Tuesday, April 28, 2026

Repeat home sales, new rents continue to show almost *no* inflationary pressure in shelter costs

 

 - by New Deal democrat


Three housing metrics have been reported between yesterday and today. Yesterday Apartment List updated their National Rent Report, and today the two national repeat home sales indexes, from the FHFA and Case-Shiller, were updated through February. To cut to the chase, all three confirm that housing prices have ceased being an engine of inflation.


The Case-Shiller National index (blue in the graphs below) increased 0.1% for the three month period ending in February, while the FHFA index (red) was unchanged:



Just as important if not moreso is that the YoY comparisons of at least one of the two national indexes continued to show further disinflation. While the FHFA Index increased 1.7% YoY, a 0.1% YoY increase from January’s 14 year low, the Case Shiller national index increased only 0.7% YoY, the lowest since the Great Recession’s housing bust except for April through June 2023:



As per usual, since housing prices lead the CPI’s shelter component by roughly 12-18 months, let’s compare the YoY trends (Note: house price indexes /2.5 for scale):



Last month I wrote that the repeat sales indexes provided “solid evidence that we can expect shelter inflation in the CPI to continue to decelerate throughout this year ….  with the shelter component ending this year at close to a 2.0% YoY increase.” Since then, the CPI report for March indicated a continued 3.0% increase; but there is every reason to expect continued disinflation.

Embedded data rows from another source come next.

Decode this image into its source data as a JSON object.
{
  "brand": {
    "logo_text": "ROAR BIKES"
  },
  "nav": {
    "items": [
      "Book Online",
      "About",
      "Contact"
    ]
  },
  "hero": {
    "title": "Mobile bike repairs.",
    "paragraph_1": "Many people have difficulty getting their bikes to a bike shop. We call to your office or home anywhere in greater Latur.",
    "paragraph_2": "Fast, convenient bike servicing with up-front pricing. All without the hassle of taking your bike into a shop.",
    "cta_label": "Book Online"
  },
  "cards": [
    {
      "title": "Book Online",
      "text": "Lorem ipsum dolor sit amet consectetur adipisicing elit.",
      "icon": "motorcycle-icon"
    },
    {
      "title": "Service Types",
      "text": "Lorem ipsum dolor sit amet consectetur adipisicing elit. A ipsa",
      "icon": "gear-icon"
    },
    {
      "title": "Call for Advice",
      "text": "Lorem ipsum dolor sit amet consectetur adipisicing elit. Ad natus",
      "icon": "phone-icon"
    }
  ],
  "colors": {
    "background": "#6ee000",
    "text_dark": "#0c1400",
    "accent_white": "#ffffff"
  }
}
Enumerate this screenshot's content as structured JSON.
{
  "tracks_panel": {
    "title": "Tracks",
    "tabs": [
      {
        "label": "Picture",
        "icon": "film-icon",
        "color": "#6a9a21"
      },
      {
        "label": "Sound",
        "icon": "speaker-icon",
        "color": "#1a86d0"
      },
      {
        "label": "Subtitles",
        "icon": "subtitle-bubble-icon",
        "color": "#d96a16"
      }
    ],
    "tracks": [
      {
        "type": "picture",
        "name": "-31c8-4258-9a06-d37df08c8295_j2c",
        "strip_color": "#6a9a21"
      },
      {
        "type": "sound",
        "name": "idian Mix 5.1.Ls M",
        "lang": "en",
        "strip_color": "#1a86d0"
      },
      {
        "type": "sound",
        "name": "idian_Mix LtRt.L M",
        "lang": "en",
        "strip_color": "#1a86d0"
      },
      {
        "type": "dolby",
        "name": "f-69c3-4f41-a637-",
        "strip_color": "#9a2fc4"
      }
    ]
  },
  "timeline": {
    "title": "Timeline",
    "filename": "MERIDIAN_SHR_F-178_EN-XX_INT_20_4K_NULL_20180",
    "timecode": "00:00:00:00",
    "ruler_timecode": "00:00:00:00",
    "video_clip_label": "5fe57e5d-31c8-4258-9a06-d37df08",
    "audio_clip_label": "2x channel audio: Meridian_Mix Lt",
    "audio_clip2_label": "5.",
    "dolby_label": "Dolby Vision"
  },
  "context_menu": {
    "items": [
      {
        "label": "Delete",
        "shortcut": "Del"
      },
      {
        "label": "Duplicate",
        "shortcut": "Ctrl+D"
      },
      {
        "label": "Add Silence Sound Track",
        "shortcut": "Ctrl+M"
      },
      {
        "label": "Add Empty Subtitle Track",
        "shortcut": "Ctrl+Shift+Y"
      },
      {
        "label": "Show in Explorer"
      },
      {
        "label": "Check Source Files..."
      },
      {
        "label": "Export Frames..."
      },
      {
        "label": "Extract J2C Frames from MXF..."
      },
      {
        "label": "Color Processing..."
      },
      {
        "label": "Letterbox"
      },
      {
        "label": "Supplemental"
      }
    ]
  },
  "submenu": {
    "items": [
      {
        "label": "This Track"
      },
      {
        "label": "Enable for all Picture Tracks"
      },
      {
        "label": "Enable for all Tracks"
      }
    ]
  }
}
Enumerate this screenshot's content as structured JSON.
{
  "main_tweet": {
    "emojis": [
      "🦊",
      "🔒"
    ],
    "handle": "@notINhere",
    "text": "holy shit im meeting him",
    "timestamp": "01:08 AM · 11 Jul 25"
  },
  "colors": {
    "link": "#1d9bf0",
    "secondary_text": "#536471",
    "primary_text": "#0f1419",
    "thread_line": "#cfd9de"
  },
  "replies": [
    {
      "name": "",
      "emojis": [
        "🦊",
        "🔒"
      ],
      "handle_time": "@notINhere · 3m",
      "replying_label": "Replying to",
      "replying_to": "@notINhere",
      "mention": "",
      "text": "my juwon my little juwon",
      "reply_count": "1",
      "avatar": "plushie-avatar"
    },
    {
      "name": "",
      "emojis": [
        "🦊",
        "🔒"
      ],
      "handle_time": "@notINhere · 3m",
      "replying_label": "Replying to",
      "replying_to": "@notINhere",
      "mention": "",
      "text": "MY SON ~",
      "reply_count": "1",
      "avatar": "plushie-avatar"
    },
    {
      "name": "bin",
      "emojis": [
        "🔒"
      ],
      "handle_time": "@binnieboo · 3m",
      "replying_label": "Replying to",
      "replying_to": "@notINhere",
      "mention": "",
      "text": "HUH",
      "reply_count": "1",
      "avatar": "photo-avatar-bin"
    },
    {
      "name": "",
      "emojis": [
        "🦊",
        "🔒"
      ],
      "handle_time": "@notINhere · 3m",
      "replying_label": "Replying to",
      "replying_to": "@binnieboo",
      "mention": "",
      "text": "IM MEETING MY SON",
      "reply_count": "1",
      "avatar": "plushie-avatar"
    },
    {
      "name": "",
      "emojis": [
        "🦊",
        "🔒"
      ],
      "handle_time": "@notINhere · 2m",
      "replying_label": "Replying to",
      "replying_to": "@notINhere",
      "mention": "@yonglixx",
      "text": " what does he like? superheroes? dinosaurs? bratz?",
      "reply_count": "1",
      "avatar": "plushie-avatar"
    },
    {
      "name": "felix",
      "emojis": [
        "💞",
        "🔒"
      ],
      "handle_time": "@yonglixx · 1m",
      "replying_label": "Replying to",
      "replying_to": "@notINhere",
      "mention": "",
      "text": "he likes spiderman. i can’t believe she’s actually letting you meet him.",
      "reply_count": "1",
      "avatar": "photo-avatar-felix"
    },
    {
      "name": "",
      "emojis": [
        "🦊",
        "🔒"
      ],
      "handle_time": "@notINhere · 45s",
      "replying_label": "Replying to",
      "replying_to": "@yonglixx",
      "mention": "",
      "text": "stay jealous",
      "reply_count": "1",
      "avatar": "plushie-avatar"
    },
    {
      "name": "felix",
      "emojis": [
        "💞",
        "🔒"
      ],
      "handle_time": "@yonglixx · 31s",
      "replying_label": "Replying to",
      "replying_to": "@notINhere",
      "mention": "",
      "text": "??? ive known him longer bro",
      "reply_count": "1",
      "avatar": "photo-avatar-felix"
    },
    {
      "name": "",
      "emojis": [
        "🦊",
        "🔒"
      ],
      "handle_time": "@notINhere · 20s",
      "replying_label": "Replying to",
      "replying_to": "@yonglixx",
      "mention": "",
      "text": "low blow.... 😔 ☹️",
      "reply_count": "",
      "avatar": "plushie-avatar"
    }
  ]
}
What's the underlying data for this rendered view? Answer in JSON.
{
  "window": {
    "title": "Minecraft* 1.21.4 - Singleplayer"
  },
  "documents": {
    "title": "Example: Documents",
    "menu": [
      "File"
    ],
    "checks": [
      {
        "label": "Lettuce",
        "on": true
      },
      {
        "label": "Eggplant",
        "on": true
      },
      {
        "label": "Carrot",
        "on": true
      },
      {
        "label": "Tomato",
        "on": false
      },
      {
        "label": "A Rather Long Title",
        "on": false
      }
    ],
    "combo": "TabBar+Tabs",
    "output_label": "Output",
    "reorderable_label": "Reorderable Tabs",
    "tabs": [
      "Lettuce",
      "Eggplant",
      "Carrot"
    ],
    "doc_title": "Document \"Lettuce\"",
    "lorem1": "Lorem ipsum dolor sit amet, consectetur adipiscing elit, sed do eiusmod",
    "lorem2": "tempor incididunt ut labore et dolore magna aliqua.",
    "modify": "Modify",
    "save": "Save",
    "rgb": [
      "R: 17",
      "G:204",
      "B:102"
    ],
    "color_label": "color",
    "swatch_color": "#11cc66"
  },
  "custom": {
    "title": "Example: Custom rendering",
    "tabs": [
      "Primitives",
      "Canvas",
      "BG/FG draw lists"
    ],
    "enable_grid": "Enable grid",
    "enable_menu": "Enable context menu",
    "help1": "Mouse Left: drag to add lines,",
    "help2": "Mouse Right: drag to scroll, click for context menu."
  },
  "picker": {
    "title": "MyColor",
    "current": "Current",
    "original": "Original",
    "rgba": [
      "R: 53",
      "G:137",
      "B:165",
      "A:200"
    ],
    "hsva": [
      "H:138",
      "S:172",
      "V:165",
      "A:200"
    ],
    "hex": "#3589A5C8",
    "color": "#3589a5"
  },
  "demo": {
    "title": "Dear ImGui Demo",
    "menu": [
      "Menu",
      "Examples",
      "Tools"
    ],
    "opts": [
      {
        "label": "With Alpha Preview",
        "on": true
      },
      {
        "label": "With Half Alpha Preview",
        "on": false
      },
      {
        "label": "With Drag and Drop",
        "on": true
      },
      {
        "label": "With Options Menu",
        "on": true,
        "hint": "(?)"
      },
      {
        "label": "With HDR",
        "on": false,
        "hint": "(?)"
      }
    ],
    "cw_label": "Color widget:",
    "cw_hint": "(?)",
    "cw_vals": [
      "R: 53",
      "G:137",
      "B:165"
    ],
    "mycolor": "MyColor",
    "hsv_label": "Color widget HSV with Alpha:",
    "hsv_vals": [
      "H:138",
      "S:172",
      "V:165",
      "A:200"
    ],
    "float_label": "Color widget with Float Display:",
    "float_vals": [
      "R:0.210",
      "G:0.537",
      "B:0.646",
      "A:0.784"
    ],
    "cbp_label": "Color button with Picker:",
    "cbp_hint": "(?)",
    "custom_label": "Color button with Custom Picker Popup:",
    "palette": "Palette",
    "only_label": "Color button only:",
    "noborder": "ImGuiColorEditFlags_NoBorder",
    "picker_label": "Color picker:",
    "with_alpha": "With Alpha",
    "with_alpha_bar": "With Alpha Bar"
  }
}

That disinflation in shelter costs was reinforced by yesterday’s National Rent Report, which indicated that new apartment rents declined -1.7% YoY:



I should note that the BLS’s “New-“ and “All Tenants Rent Index” which were last updated in January for Q3 of last year, have been “temporarily suspended” due to last autumn’s government shutdown, which apparently affected their collection and measurement procedures. This is a shame because those indexes have been developing a good record for forecasting the trend in rents in the CPI.

But the bottom line is that all of the three reports indicate that the purchase price of an existing home, as well as rent, are providing no or at worst very limited upward pressure on shelter inflation.